Winkel- en horecadealers

Soft- en harddrugs

6.5 Winkel- en horecadealers

In deze paragraaf behandelen we het aantal winkel- en horecadealers in de 31 gemeenten. Een winkel- en horecadealer is een persoon die onder de toonbank of in een horecagelegenheid drugs verkoopt. Net als voor de hiervoor behandelde vormen van illegale verkoop geldt dat de experts van de politie er beter zicht op hebben dan de gemeenteambtenaren.

In het algemeen geldt dat in de meeste (24 van de 31) gemeenten volgens de experts niet of nauwelijks winkel- en horecadealers actief zijn (tabel 6.8). Er zijn twee gemeenten die zeggen dat er (zeer) veel winkel- en horecadealers zijn, terwijl de experts in drie gemeenten aangeven dat er ‘een aantal’ actief zijn. Van twee gemeenten hebben we geen beeld kunnen krijgen, omdat de lokale experts zeggen geen of onvoldoende zicht te hebben op het aantal winkel- en horecadealers.
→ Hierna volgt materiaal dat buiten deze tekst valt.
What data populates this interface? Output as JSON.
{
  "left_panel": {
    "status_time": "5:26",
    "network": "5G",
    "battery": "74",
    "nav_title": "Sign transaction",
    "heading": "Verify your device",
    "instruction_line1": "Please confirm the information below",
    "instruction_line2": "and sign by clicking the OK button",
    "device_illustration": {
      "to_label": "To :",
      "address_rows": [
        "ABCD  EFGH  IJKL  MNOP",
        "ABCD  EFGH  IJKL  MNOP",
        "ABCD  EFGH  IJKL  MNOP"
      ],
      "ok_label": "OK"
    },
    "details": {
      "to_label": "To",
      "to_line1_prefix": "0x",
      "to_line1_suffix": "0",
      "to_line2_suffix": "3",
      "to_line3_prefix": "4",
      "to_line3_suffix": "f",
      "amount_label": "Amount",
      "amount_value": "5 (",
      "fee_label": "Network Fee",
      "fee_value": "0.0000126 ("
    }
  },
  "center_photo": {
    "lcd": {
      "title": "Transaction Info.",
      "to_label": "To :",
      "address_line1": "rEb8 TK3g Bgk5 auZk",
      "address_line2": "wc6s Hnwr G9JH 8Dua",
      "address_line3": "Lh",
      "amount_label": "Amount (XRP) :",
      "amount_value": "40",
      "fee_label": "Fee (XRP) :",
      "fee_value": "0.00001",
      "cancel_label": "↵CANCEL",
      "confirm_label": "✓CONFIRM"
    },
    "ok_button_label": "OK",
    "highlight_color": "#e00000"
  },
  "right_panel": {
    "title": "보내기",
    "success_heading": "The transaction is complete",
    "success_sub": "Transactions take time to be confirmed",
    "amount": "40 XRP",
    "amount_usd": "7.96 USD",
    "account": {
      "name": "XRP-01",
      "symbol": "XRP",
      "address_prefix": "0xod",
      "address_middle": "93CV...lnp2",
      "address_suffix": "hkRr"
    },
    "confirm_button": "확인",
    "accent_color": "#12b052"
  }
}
In twee gemeenten – de grote gemeente in de regio Den Haag en de grote gemeente in de regio Rotterdam – zijn (zeer) veel winkel- en horecadealers actief. Het zou in beide gemeenten, net als in 2015, om tien à 20 winkel- en horecadealers gaan. In de andere drie gemeenten met een aantal winkel- en horecadealers – de grote gemeente in Noord-Nederland en Zeeland-West-Brabant en de kleine gemeente in Den Haag – is de omvang geringer. Hier zouden twee à vier winkel- en horecadealers actief zijn. Voor alle vijf gemeenten waar deze vorm van illegale verkoop zou voorkomen geldt dat de winkel- horecadealers zo tussen de 18 en 35 jaar zijn. Zij bedienen klanten in dezelfde leeftijdscategorie en richten zich op de gecombineerde verkoop van soft- en harddrugs. Net als voor de andere vormen van illegale verkoop lijkt het te gaan om lokale dealers die met hun diensten de lokale markt voorzien.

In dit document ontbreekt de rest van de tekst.